The objective of this report is to explore the hypothesis that this dataset can be utilized for species classification, and to elucidate the reasons for its popularity among the Data Science and Machine Learning communities.

## Methodology

### Data Collection

Data for this project can be obtained from various sources. In this particular instance, the required data was procured from [2]. Following the acquisition, the data was incorporated into a pandas dataframe, positioning it for utilization in subsequent stages.



In [None]:
!wget -O iris.csv https://archive.ics.uci.edu/ml/machine-learning-databases/iris/iris.data > /dev/null 2>&1

### Data preperation

This involves cleaning up the data, if required - removing errors/duplicates and dealing with null values.  For the Iris dataset this is not necessary, but pandas functions `isnull()` were used to verify the dataset was complete.

### Data Exploration

Exploratory Data Analysis allows us to better understand the data through statistical and visual analysis in order to form hypotheses and uncover potential patterns in the data [3] 

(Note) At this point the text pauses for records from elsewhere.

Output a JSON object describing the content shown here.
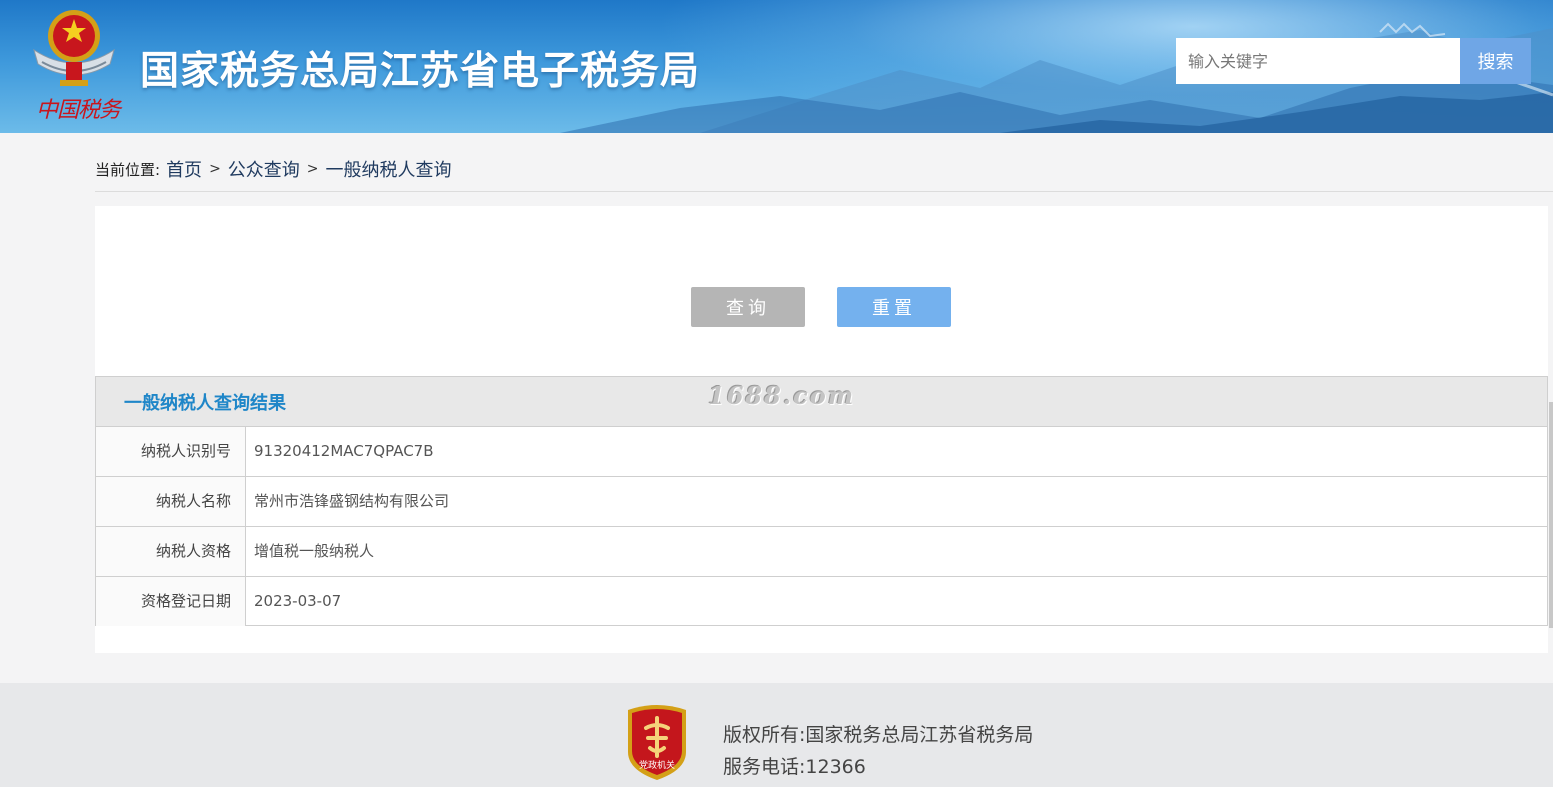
{
  "header": {
    "title": "国家税务总局江苏省电子税务局",
    "emblem_text": "中国税务",
    "search": {
      "placeholder": "输入关键字",
      "button_label": "搜索"
    }
  },
  "breadcrumb": {
    "prefix": "当前位置:",
    "items": [
      "首页",
      "公众查询",
      "一般纳税人查询"
    ],
    "separator": ">"
  },
  "actions": {
    "query_label": "查询",
    "reset_label": "重置"
  },
  "result": {
    "title": "一般纳税人查询结果",
    "watermark": "1688.com",
    "rows": [
      {
        "label": "纳税人识别号",
        "value": "91320412MAC7QPAC7B"
      },
      {
        "label": "纳税人名称",
        "value": "常州市浩锋盛钢结构有限公司"
      },
      {
        "label": "纳税人资格",
        "value": "增值税一般纳税人"
      },
      {
        "label": "资格登记日期",
        "value": "2023-03-07"
      }
    ]
  },
  "footer": {
    "badge_text": "党政机关",
    "copyright": "版权所有:国家税务总局江苏省税务局",
    "phone": "服务电话:12366"
  },
  "colors": {
    "header_blue": "#2a86d0",
    "search_button": "#6fa6e6",
    "query_button": "#b5b5b5",
    "reset_button": "#74b1ee",
    "result_title": "#1f86c8",
    "emblem_red": "#c8161d"
  }
}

For the exploratory portion of the project, the pandas python library was used. To create the visualisation a mixture of *matplotlib*, *seaborn*, and *pandas* was used. The initial analysis and testing of the code was develped in **exploration_development.ipynb** notebook for this exploration.





## Analysis 
*Pandas* allows us to see that the dataset is comprised of 150 rows and 5 columns; 4 of these columns are float datatypes containing the petal and sepal measurements and the last one is an object datatype that contains the species names. It contains five columns namely – Petal Length, Petal Width, Sepal Length, Sepal Width, and Species Type. There are no null values in the dataset that need to be accounted for in later analysis. Each species has 50 samples.




In [None]:
import pandas as pd
columns = ['Sepal Length', 'Sepal Width', 'Petal Length', 'Petal Width', 'Species']
df = pd.read_csv('iris.csv', names=columns)
print('Table 1: Species Counts')
df["Species"].value_counts()

Below is a sample of 10 entries in the Iris Dataset:



In [None]:
print('Table 2: Random Sample of 10 values fromt eh Iris Dataset')
df.sample(10)

The *describe* function in *pandas* shows some basic statistics such and means, standard deviations and medians. 




In [None]:
print('Table 3: Statistical Summary of the Iris Dataset')
df.describe()

## Visualisations
It may be beneficial at this stage to visualise the data and the relationships between measurements to see if any patterns emerge. For this I utilised a *seaborn* pair plot which pairs every feature with every other feature, distinguished by object-type. A pair plot outputs a mixture of two-dimensional scatter plots, that show the relationships between measurements, and univariate histograms that show the distribution of each measurement separated by species.



In [None]:
import seaborn as sb
# Pair Plot
print('Figure 1: Pairwise plot of Iris Dataset')
sb.pairplot(df, hue='Species')



To see how each measurement is distributed by species, a box plot demonstrate distribution differences between petal and sepal values. Petal measurements occupy a much smaller range per species than sepal measurements, which are more spread out. The larger distribution of sepal measurements means there are more outliers and thus more chances for the data to overlap between species, making classification based on sepal measurements more difficult. This, along with the density of petal data, provides further support to the hypothesis from the previous section that suggests the distinctions between species are likely petal-based rather than sepal-based. 


### Correlations
It appears that a distinction exists between petal and sepal measurements so perhaps there is some internal consistency within them. The *pandas correlation* function tells us more about this:



In [None]:
print('Table 4: Correlation Matrix of Iris Dataset')
df.corr()


The correlations can be visualised more easily on the heatmap below. The large amount of red and orange squares show that the majority of measurements are highly correlated with one another, except for sepal width.

In [None]:
sb.heatmap(df.corr(), annot=True)

## Discussion

From Table 3 we can see the following:
* Mean values show that sepal and petal lengths are larger than their respective width measurements and that sepals run larger than petals. So, if we had never seen an iris flower before, we can assume from these figures that petals are smaller than sepals and that both are generally longer than they are wide.
* The mean and median values of both sepal measurements are quite similar and the low standard deviations [4] suggest this data may be quite clustered together with datapoints relatively close to the mean. 
* On the other hand, the mean and median values of both petal measurements are not as close and petal standard deviations are slightly higher than their sepal counterparts, suggesting that there is more variance in the petal data.
* The previous two observations suggest that any differences between iris species may be more likely related to petal features rather than sepal.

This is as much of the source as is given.